July 03, 2018
Investing as power of attorney
Selling his mother’s house will leave Frank with $140,000 in proceeds. Here’s what he should do with the money
Q: This year, my 80+ year old mother had to move to a 24-hour care facility and I invoked the power of attorney for property. I am now selling the house and there will be a modest amount from the proceeds of about $140K net.
I do not want to leave the money in a bank account paying little to no interest knowing that the value of the funds is decreasing due to inflation. I was thinking about opening up a TFSA and moving a chunk of money over to it to max it out. Some eTFSA’s are paying 1.95% currently.
Is this a good choice? Are there other options? I am also the co-executor when the time comes, if that makes any difference.
A: It’s refreshing to have a question from someone who is looking to invest money as a power of attorney rather than divvy it up amongst the beneficiaries, Frank. Far too often, I find children treat their parents’ money as their own in a case like this. Of course, your role under power of attorney is to manage the money for your mother, until her death, at which point your secondary role as executor will begin.
Given your mother’s situation, it sounds like it may be as expensive as it’s going to get if she is currently receiving 24-hour a day care. I’m going to assume that she has sufficient pension income to cover her expenses in the facility.
If that is not correct and there’s a chance you may need to draw down on these monies in the coming years, I think you need to take a conservative position and consider a combination of savings accounts, GIC’s, bonds and so on.
If she is unlikely to need to draw on this money, I think you can take a more aggressive stance and consider exposure to stocks, which may be the best inflation hedge in a low-rate environment where fixed-income is barely keeping pace with inflation. Is it a 10% exposure? 50%? It depends in part on your mother’s potential future care costs and in part on your family’s collective risk tolerance.
Either way, maxing out her Tax-Free Savings Account (TFSA) is a good idea, Frank. Assuming she has not contributed before, she should have $46,500 of TFSA room and will have another $5,500 in January.
On the risk scale, if you have an eTFSA option at 1.95%, that’s not a bad low-risk choice. Remember, some e-savings options are limited time, so consider this before you go through the hassle of opening an account. There are a number of GIC issuers paying more than 2% currently. As of today, I see rates starting at 2% for a 1-year GIC and up to 2.5% for a 5-year GIC.
Since I gather you are not inclined to be a DIY investor, Frank, going up the risk scale from savings accounts and GICs into bonds and stocks might be tough with the amount of money you have to invest. Most mainstream options with an investment advisor would involve mutual funds and if you’re going to be a conservative investor, mutual fund fees of 2-2.5% may be too high a threshold to exceed to earn a significantly better rate of return than GICs.
If you went with mutual funds, you should ensure you are open to some stock exposure. I’d suggest you need to be fee-sensitive and ensure low-cost active mutual funds or passive index funds. I would target mutual fund management expense ratios of under 1.5% on an active fund and under 0.75% on a passive fund.

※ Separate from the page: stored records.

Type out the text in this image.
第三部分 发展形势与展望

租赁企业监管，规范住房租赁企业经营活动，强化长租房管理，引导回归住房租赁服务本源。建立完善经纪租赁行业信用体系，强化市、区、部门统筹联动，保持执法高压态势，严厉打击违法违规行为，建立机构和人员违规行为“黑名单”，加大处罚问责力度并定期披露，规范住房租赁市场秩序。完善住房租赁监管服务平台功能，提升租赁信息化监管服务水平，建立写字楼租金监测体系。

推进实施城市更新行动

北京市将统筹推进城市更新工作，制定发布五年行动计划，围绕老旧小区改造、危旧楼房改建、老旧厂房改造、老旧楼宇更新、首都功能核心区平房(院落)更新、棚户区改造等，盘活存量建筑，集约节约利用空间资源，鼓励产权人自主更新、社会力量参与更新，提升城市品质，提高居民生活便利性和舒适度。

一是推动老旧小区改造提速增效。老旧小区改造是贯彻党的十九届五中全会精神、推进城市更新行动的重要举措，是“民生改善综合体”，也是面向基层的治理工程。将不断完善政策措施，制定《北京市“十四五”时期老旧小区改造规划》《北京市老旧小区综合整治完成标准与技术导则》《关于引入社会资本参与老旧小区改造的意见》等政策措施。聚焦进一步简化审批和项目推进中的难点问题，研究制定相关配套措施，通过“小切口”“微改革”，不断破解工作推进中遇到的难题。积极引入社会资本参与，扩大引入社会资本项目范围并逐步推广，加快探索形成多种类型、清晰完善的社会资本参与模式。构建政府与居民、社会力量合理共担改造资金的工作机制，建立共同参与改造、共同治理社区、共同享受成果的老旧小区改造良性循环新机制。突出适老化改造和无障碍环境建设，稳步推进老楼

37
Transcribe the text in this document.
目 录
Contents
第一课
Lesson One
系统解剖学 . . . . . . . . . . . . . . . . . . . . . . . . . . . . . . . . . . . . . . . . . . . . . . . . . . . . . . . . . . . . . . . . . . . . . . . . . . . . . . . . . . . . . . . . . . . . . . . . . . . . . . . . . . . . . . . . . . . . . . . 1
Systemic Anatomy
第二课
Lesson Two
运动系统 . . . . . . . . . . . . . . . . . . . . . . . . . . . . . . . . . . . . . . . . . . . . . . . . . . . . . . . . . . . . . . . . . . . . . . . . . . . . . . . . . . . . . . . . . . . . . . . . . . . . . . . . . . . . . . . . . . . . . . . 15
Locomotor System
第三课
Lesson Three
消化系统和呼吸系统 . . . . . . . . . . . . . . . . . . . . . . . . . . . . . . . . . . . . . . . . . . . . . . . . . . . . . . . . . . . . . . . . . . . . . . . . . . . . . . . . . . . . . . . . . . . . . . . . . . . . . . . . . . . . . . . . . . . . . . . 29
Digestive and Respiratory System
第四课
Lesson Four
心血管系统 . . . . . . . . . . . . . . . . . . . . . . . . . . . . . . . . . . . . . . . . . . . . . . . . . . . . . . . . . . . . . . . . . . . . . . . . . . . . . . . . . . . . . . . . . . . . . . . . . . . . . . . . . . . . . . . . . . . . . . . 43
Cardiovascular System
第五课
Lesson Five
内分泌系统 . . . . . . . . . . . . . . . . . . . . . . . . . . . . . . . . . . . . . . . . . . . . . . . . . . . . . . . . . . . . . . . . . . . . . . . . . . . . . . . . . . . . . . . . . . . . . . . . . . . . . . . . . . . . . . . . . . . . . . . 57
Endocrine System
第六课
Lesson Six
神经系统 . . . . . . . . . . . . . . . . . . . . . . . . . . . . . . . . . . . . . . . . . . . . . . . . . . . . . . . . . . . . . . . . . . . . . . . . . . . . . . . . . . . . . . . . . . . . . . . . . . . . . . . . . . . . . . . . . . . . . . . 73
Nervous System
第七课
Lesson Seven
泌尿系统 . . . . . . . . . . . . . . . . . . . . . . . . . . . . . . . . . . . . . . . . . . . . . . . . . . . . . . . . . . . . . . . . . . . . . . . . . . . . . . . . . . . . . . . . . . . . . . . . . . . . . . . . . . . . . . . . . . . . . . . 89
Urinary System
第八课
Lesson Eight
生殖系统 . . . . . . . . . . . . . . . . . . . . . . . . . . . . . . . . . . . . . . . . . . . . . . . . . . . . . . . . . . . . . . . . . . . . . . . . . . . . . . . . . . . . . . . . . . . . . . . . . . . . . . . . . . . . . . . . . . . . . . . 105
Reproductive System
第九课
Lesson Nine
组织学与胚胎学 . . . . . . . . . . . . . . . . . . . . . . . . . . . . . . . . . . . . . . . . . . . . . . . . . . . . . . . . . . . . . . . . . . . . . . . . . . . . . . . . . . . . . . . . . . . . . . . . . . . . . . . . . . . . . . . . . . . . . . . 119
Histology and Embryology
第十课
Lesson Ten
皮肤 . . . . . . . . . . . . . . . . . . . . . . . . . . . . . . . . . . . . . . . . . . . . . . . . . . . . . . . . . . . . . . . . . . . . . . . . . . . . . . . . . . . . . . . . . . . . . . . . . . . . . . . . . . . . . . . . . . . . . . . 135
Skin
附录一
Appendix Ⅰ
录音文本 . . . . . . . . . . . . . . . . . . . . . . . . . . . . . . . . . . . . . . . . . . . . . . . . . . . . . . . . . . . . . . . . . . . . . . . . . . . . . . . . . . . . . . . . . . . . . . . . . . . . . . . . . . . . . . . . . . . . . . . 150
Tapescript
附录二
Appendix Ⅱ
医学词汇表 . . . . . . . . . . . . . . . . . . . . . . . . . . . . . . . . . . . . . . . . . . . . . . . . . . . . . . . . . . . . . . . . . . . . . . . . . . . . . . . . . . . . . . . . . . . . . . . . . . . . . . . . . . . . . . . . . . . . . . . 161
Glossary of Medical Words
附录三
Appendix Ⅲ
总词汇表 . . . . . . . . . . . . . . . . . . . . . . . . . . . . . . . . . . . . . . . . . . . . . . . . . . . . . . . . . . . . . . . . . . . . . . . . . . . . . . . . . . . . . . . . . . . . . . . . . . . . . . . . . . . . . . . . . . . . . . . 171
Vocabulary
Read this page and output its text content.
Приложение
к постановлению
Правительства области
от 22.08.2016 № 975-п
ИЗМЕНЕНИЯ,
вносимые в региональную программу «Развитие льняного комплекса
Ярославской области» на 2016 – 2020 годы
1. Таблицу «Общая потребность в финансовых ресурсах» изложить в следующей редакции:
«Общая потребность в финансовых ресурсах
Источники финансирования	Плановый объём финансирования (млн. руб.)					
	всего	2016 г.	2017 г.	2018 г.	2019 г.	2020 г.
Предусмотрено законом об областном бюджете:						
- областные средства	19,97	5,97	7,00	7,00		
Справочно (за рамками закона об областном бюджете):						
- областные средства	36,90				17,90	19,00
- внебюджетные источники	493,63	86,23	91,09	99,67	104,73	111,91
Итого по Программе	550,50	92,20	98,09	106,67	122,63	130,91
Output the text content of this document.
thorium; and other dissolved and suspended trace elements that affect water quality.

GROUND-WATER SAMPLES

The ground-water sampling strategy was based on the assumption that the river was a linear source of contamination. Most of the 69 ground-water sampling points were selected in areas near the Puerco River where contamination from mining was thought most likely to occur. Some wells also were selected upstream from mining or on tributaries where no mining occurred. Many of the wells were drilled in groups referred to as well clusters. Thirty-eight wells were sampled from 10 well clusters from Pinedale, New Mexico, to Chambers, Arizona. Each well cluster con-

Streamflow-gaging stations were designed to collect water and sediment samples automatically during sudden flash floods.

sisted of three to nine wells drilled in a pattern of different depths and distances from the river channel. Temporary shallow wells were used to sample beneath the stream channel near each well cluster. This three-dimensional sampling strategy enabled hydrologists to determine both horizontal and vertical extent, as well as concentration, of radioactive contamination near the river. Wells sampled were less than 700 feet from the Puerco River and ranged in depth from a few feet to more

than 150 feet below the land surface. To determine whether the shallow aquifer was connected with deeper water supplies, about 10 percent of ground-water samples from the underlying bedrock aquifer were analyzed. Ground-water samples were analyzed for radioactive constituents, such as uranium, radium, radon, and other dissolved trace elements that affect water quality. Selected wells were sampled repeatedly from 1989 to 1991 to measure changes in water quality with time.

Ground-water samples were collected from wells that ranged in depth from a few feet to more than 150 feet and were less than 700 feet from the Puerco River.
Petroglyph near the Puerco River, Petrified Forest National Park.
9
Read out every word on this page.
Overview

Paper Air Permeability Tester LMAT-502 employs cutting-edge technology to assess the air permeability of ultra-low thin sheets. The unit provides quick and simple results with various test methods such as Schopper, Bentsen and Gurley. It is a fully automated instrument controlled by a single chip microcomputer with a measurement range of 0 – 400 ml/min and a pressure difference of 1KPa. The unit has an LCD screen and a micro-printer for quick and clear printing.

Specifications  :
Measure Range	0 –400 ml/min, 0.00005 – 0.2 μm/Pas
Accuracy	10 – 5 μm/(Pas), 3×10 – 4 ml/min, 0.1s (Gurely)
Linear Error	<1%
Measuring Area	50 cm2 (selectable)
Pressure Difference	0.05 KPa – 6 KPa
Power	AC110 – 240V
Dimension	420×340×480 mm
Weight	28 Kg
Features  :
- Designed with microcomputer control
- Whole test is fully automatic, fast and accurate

Another option is a robo-advisor or online advisor. Fees are generally in the 0.5-0.75% range all-in on a potential account the size of your mother’s account.
Depending on your mother’s income tax situation, it may not make much of a difference where you hold which investments, but that’s something to consider, Frank. Canadian dividends are generally taxed more favourably in a non-registered (non-TFSA) account, but if her income is low enough or her medical expenses are high enough to negate any tax payable on interest income, you may try to grow any stock exposure in her TFSA.
Probate fees become a consideration for someone in their 80s. If your mother’s only assets are the $140,000 house proceeds, provincial probate to settle her estate won’t be significant regardless of where she lives.
Becoming a power of attorney involves a degree or responsibility and decision-making that can be stressful and onerous. But as our population ages, no doubt more Canadians will take on this role. Powers of attorney generally evolve into executors on the death of a loved one, so children owe it to their parents to learn a little bit about money management and estate planning when they take on such a role.
Jason Heath is a fee-only, advice-only Certified Financial Planner (CFP) at Objective Financial Partners Inc. in Toronto, Ontario. He does not sell any financial products whatsoever.